The president has struggled for months with how far to push his tax-cutting agenda in the face of rising federal deficits and the prospect of election-year criticism.

Under the administration’s proposal, the government would establish three new kinds of tax-favored accounts -- retirement savings accounts, lifetime savings accounts and employer retirement savings accounts -- that would largely replace IRAs, 401(k)s and the like.

The three accounts would be somewhat less generous than similar accounts proposed last year but quickly dropped. For example, a taxpayer could only contribute $5,000 annually to a retirement savings account (RSA) or to a lifetime savings account (LSA), instead of the $7,500 that the administration sought last year for the accounts.

Analysts said that change was intended to keep the new accounts from being so appealing that business owners would lose interest in employer-provided retirement savings plans in favor of the new accounts. Currently, one of the chief motivations for owners and executives to offer a 401(k) plan is that they can get the tax benefits themselves only if they also provide them to employees.

Advertisement

But at least one congressional Republican hinted Monday that he didn’t think the administration had gone far enough in limiting lifetime savings accounts. “LSAs promote short-term savings. I believe there is a greater need to promote long-term savings,” said Rep. Rob Portman (R-Ohio), a Bush supporter and member of the tax-writing House Ways and Means Committee.

Democrats were considerably harsher in their criticism of both types of accounts.

“Buried in the president’s budget are a patchwork of private accounts that undermine the retirement and health security of all Americans,” said Rep. Pete Stark (D-Hayward), the ranking Democrat on the Joint Economic Committee. The accounts “are like an army of termites that have been let loose on the foundations of our health and retirement system.”

Under the administration’s proposal, people would not get a tax break as they do now with 401(k)s and some IRAs at the time they contribute. They would also have to pay taxes on money they rolled over from most existing IRAs into the new accounts. But they would pay no taxes on any of the interest, dividends and capital gains that they earned on the money in the new accounts.

People could set up separate lifetime savings accounts for themselves, their spouses and their children, but could only set up retirement savings accounts if they earned the money they contribute. That means a family of four in which both the husband and wife work could save up to $30,000 a year in the accounts, according to Pamela F. Olsen, the assistant Treasury secretary for tax policy whose office devised the savings breaks.
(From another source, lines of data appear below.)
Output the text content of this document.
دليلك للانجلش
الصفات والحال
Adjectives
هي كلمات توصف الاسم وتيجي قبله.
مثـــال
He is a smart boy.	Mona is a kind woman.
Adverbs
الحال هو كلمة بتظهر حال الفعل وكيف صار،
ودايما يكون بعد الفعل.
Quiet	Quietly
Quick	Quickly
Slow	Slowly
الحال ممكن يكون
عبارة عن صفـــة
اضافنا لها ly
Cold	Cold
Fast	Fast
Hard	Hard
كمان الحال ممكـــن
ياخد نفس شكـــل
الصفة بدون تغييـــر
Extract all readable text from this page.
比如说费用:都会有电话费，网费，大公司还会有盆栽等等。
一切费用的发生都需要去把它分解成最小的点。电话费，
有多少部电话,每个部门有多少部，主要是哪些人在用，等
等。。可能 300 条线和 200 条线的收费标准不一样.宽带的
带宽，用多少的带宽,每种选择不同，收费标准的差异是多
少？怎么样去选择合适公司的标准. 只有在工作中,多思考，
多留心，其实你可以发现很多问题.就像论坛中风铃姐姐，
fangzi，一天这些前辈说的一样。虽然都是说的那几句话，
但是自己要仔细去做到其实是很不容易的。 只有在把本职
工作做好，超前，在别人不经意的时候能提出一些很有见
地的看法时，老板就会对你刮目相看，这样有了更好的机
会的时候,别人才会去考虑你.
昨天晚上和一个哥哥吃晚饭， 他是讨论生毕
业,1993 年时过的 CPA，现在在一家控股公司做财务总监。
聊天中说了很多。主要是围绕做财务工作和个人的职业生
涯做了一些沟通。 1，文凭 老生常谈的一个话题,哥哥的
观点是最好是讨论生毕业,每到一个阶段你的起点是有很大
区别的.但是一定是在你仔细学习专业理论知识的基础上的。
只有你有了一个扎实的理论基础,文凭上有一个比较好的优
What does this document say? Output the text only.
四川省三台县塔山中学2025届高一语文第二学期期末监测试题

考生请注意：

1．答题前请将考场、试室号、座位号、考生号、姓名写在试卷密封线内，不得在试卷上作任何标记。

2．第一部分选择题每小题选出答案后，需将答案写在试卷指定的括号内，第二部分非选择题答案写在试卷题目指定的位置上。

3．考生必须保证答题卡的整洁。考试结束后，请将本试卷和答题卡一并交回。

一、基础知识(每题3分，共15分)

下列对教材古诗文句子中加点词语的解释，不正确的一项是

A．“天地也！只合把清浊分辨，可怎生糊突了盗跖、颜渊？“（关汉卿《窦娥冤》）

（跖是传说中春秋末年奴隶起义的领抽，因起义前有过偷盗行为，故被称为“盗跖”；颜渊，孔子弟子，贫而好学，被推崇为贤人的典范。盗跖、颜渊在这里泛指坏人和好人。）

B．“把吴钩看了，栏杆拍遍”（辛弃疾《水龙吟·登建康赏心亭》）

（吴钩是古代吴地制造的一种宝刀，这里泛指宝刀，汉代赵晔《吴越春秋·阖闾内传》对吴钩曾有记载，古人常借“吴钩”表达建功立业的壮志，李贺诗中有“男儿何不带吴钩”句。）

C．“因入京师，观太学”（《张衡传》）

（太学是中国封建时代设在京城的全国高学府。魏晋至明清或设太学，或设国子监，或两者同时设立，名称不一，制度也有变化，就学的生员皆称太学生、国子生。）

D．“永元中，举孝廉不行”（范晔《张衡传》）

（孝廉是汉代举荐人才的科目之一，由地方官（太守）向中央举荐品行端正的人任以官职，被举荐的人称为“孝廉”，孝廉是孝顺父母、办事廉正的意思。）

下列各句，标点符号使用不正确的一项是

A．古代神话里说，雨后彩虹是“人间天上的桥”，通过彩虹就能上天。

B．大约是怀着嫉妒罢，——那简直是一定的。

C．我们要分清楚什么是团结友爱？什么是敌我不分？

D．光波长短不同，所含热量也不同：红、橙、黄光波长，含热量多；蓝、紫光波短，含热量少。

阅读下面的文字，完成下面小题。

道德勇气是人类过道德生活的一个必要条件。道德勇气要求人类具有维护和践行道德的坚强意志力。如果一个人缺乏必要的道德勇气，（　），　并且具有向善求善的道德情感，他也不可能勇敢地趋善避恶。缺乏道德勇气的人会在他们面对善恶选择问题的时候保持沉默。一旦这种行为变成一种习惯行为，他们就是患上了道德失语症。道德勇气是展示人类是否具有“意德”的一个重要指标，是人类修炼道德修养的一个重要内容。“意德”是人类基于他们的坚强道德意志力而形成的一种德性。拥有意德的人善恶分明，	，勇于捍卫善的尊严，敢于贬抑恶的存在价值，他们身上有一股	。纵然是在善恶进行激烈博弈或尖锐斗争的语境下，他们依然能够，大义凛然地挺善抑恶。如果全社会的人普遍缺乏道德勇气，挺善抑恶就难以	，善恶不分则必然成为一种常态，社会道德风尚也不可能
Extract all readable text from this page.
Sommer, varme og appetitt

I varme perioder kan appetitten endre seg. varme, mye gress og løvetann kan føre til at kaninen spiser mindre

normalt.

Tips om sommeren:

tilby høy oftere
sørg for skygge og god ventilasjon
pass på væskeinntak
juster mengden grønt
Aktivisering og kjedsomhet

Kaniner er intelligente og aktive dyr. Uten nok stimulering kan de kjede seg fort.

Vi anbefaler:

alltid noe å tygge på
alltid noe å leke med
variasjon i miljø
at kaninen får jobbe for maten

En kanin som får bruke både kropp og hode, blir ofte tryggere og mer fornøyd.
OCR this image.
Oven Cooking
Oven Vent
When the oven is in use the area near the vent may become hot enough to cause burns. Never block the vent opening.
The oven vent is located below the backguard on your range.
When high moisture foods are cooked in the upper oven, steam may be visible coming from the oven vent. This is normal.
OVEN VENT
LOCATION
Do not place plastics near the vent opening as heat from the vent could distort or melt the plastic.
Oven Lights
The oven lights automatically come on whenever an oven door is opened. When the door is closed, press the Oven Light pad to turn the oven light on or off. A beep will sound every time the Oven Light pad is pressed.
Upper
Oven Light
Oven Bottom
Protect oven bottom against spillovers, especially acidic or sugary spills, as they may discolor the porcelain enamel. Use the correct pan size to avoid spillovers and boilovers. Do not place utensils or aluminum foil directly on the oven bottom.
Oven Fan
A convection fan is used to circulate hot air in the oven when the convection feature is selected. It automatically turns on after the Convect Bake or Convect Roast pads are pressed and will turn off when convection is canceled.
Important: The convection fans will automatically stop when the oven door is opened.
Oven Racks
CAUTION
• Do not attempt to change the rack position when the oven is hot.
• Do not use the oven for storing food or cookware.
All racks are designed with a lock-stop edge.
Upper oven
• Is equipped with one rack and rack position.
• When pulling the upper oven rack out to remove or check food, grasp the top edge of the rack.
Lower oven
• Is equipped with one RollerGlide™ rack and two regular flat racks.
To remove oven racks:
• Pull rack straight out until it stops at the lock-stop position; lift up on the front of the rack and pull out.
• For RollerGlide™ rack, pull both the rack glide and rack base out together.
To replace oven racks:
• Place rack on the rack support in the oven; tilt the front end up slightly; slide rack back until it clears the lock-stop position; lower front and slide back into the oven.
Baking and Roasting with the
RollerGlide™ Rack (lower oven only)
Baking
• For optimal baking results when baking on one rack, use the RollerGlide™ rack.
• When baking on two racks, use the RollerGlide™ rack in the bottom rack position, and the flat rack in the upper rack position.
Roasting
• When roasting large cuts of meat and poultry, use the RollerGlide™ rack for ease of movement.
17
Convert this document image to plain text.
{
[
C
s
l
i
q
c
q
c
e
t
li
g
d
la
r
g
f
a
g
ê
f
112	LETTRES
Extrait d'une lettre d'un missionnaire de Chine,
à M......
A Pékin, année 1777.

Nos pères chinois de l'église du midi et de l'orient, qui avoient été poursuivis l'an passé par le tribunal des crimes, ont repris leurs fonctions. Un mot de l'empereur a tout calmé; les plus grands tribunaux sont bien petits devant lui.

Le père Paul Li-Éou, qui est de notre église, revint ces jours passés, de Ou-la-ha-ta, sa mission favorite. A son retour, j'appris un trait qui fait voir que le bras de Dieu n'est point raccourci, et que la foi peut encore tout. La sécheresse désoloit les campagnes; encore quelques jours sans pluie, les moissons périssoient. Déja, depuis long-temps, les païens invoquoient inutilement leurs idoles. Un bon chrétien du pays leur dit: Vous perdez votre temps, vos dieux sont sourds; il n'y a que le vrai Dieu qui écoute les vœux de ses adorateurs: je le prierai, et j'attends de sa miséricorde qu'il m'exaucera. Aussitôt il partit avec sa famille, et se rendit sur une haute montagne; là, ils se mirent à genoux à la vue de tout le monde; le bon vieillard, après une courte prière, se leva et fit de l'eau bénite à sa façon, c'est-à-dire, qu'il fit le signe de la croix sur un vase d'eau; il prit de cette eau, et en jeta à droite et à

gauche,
Olsen portrayed the accounts as a streamlining move intended to encourage new savings by making it simpler. But critics said that, coupled with recent cuts in the dividend and capital gains taxes, the new savings breaks would effectively shelter most investment income from taxation. They charged that the tax breaks would favor the wealthy.

“These are not just simplifying, clarifying tax proposals. The combination of these with the 2001 and 2003 tax cuts would radically shift the progressive nature of our tax system,” said William Gale, a tax economist with the Brookings Institution.

Advertisement

The cost of the tax-cut extensions was challenged Monday by some analysts who said it would almost certainly be even more costly than the $1.24 trillion cited by the administration if the current alternative minimum tax is eliminated.

For now, Bush is proposing only one year of relief from that tax, which has been raising the taxes of millions of Americans. The alternative minimum tax was set up in the late 1960s to catch a handful of millionaires who had escaped paying taxes, but its provisions could soon cover more than one-third of all taxpayers.

The president has ordered the Treasury to study how to remedy the problem. The analysts said that permanently eliminating the tax would boost the price of the tax cut extension by at least half a trillion dollars.